Time-resolved fluorescence was measured for YFP and H148G YFP at 527 nm, using a time-correlated single photon counting setup equipped with an R3809U-50 MCP detector (Hamamatsu, Japan) and an SPC-630 module (Becker & Hickl, Germany) as described previously (6). In brief, samples were excited by 400 nm pulses generated from the second harmonic of an argon-ion laser pumped titanium-sapphire laser operating at 82 MHz (Spectra Physics, Mountain View, CA). The instrument response function measured with scattered excitation light has a typical FWHM of 30 ps. The detector was cooled to suppress the dark count rate and black boards were used to block scattered light for the experiments using very dilute samples. 1.0 mW of excitation light was used to illuminate the sample which was rapidly stirred in a quartz cuvette with 1-mm pathlength, and the motorized λ/2-plate that controlled the excitation polarization was rotated constantly between the parallel and perpendicular positions, relative to emission with a Glan-Thompson polarizer. Time-resolved anisotropy was obtained by summing the data at each polarization and calculating with the formula in Eq. A.24 (7)

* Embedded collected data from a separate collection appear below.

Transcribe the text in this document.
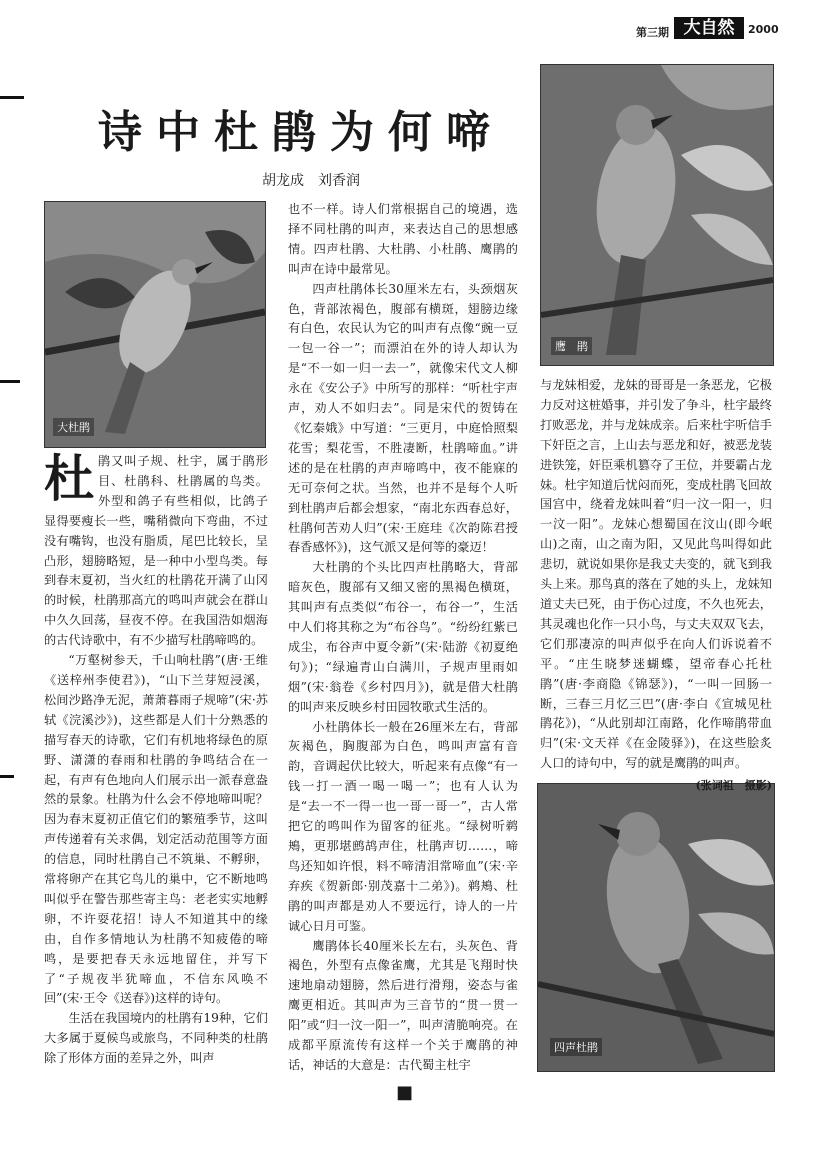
第三期 大自然	2000
诗中杜鹃为何啼
胡龙成　刘香润
大杜鹃
鹰　鹃
四声杜鹃

杜鹃又叫子规、杜宇，属于鹃形目、杜鹃科、杜鹃属的鸟类。外型和鸽子有些相似，比鸽子显得要瘦长一些，嘴稍微向下弯曲，不过没有嘴钩，也没有脂质，尾巴比较长，呈凸形，翅膀略短，是一种中小型鸟类。每到春末夏初，当火红的杜鹃花开满了山冈的时候，杜鹃那高亢的鸣叫声就会在群山中久久回荡，昼夜不停。在我国浩如烟海的古代诗歌中，有不少描写杜鹃啼鸣的。

“万壑树参天，千山响杜鹃”(唐·王维《送梓州李使君》)，“山下兰芽短浸溪，松间沙路净无泥，萧萧暮雨子规啼”(宋·苏轼《浣溪沙》)，这些都是人们十分熟悉的描写春天的诗歌，它们有机地将绿色的原野、潇潇的春雨和杜鹃的争鸣结合在一起，有声有色地向人们展示出一派春意盎然的景象。杜鹃为什么会不停地啼叫呢？因为春末夏初正值它们的繁殖季节，这叫声传递着有关求偶，划定活动范围等方面的信息，同时杜鹃自己不筑巢、不孵卵，常将卵产在其它鸟儿的巢中，它不断地鸣叫似乎在警告那些寄主鸟：老老实实地孵卵，不许耍花招！诗人不知道其中的缘由，自作多情地认为杜鹃不知疲倦的啼鸣，是要把春天永远地留住，并写下了“子规夜半犹啼血，不信东风唤不回”(宋·王令《送春》)这样的诗句。

生活在我国境内的杜鹃有19种，它们大多属于夏候鸟或旅鸟，不同种类的杜鹃除了形体方面的差异之外，叫声

也不一样。诗人们常根据自己的境遇，选择不同杜鹃的叫声，来表达自己的思想感情。四声杜鹃、大杜鹃、小杜鹃、鹰鹃的叫声在诗中最常见。

四声杜鹃体长30厘米左右，头颈烟灰色，背部浓褐色，腹部有横斑，翅膀边缘有白色，农民认为它的叫声有点像“豌一豆一包一谷一”；而漂泊在外的诗人却认为是“不一如一归一去一”，就像宋代文人柳永在《安公子》中所写的那样：“听杜宇声声，劝人不如归去”。同是宋代的贺铸在《忆秦娥》中写道：“三更月，中庭恰照梨花雪；梨花雪，不胜凄断，杜鹃啼血。”讲述的是在杜鹃的声声啼鸣中，夜不能寐的无可奈何之状。当然，也并不是每个人听到杜鹃声后都会想家，“南北东西春总好，杜鹃何苦劝人归”(宋·王庭珪《次韵陈君授春香感怀》)，这气派又是何等的豪迈！

大杜鹃的个头比四声杜鹃略大，背部暗灰色，腹部有又细又密的黑褐色横斑，其叫声有点类似“布谷一，布谷一”，生活中人们将其称之为“布谷鸟”。“纷纷红紫已成尘，布谷声中夏令新”(宋·陆游《初夏绝句》)；“绿遍青山白满川，子规声里雨如烟”(宋·翁卷《乡村四月》)，就是借大杜鹃的叫声来反映乡村田园牧歌式生活的。

小杜鹃体长一般在26厘米左右，背部灰褐色，胸腹部为白色，鸣叫声富有音韵，音调起伏比较大，听起来有点像“有一钱一打一酒一喝一喝一”；也有人认为是“去一不一得一也一哥一哥一”，古人常把它的鸣叫作为留客的征兆。“绿树听鹈鴂，更那堪鹧鸪声住，杜鹃声切……，啼鸟还知如许恨，料不啼清泪常啼血”(宋·辛弃疾《贺新郎·别茂嘉十二弟》)。鹈鴂、杜鹃的叫声都是劝人不要远行，诗人的一片诚心日月可鉴。

鹰鹃体长40厘米长左右，头灰色、背褐色，外型有点像雀鹰，尤其是飞翔时快速地扇动翅膀，然后进行滑翔，姿态与雀鹰更相近。其叫声为三音节的“贯一贯一阳”或“归一汶一阳一”，叫声清脆响亮。在成都平原流传有这样一个关于鹰鹃的神话，神话的大意是：古代蜀主杜宇

与龙妹相爱，龙妹的哥哥是一条恶龙，它极力反对这桩婚事，并引发了争斗，杜宇最终打败恶龙，并与龙妹成亲。后来杜宇听信手下奸臣之言，上山去与恶龙和好，被恶龙装进铁笼，奸臣乘机篡夺了王位，并要霸占龙妹。杜宇知道后忧闷而死，变成杜鹃飞回故国宫中，绕着龙妹叫着“归一汶一阳一，归一汶一阳”。龙妹心想蜀国在汶山(即今岷山)之南，山之南为阳，又见此鸟叫得如此悲切，就说如果你是我丈夫变的，就飞到我头上来。那鸟真的落在了她的头上，龙妹知道丈夫已死，由于伤心过度，不久也死去，其灵魂也化作一只小鸟，与丈夫双双飞去，它们那凄凉的叫声似乎在向人们诉说着不平。“庄生晓梦迷蝴蝶，望帝春心托杜鹃”(唐·李商隐《锦瑟》)，“一叫一回肠一断，三春三月忆三巴”(唐·李白《宣城见杜鹃花》)，“从此别却江南路，化作啼鹃带血归”(宋·文天祥《在金陵驿》)，在这些脍炙人口的诗句中，写的就是鹰鹃的叫声。

(张词祖　摄影)
■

Time-resolved two-photon excited fluorescence was acquired for wild-type GFP and YFP on the same setup for the one-photon experiments; however, the 400 nm second harmonic of titanium-sapphire pulses was not generated. Instead, the unamplified 800 nm fundamental pulses with pulse energy of 5.7 nJ were focused into the sample to induce fluorescence. No detectable photobleaching of the sample was observed under this condition.

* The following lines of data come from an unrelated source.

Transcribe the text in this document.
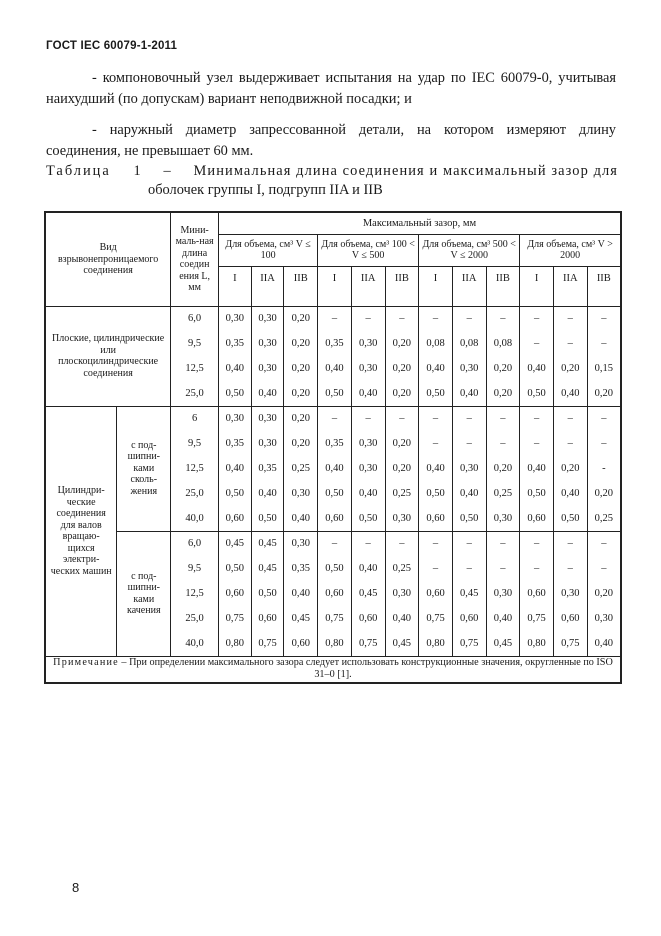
ГОСТ IEC 60079-1-2011
- компоновочный узел выдерживает испытания на удар по IEC 60079-0, учитывая наихудший (по допускам) вариант неподвижной посадки; и
- наружный диаметр запрессованной детали, на котором измеряют длину соединения, не превышает 60 мм.
Таблица 1 – Минимальная длина соединения и максимальный зазор для
оболочек группы I, подгрупп IIA и IIB
Вид взрывонепроницаемого соединения		Мини-маль-ная длина соедин ения L, мм	Максимальный зазор, мм											
			Для объема, см³ V ≤ 100			Для объема, см³ 100 < V ≤ 500			Для объема, см³ 500 < V ≤ 2000			Для объема, см³ V > 2000		
			I	IIA	IIB	I	IIA	IIB	I	IIA	IIB	I	IIA	IIB
Плоские, цилиндрические или плоскоцилиндрические соединения		6,0	0,30	0,30	0,20	–	–	–	–	–	–	–	–	–
		9,5	0,35	0,30	0,20	0,35	0,30	0,20	0,08	0,08	0,08	–	–	–
		12,5	0,40	0,30	0,20	0,40	0,30	0,20	0,40	0,30	0,20	0,40	0,20	0,15
		25,0	0,50	0,40	0,20	0,50	0,40	0,20	0,50	0,40	0,20	0,50	0,40	0,20
Цилиндри-ческие соединения для валов вращаю-щихся электри-ческих машин	с под-шипни-ками сколь-жения	6	0,30	0,30	0,20	–	–	–	–	–	–	–	–	–
		9,5	0,35	0,30	0,20	0,35	0,30	0,20	–	–	–	–	–	–
		12,5	0,40	0,35	0,25	0,40	0,30	0,20	0,40	0,30	0,20	0,40	0,20	-
		25,0	0,50	0,40	0,30	0,50	0,40	0,25	0,50	0,40	0,25	0,50	0,40	0,20
		40,0	0,60	0,50	0,40	0,60	0,50	0,30	0,60	0,50	0,30	0,60	0,50	0,25
	с под-шипни-ками качения	6,0	0,45	0,45	0,30	–	–	–	–	–	–	–	–	–
		9,5	0,50	0,45	0,35	0,50	0,40	0,25	–	–	–	–	–	–
		12,5	0,60	0,50	0,40	0,60	0,45	0,30	0,60	0,45	0,30	0,60	0,30	0,20
		25,0	0,75	0,60	0,45	0,75	0,60	0,40	0,75	0,60	0,40	0,75	0,60	0,30
		40,0	0,80	0,75	0,60	0,80	0,75	0,45	0,80	0,75	0,45	0,80	0,75	0,40
Примечание – При определении максимального зазора следует использовать конструкционные значения, округленные по ISO 31–0 [1].														
8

Transient absorption spectra were collected for wild-type GFP and YFP, using a pump-probe setup equipped with a titanium-sapphire regenerative amplified source (Spectra Physics, Mountain View, CA) and a CCD detection system (Princeton Instruments, Trenton, NJ). The pump at 390 nm was generated from the second harmonic of amplified fundamental pulses and was used to excite the sample which was rapidly stirred in a quartz cuvette with 1-mm pathlength. A white-light continuum was generated by focusing the 780 nm pulses with pulse energy of 4 µJ into the water in a 1-mm cuvette and this white light was then separated into two beams: one was used as the probe beam which crossed with the pump in the sample and the other was used as a reference beam to correct for the intensity and spectral fluctuations of the continuum generation. These two beams were focused into two separate optical fibers, the outputs of which were connected to a 0.3-m monochromator and a 1340×100 pixel CCD detector. Difference absorption spectra were obtained with the pump on and off.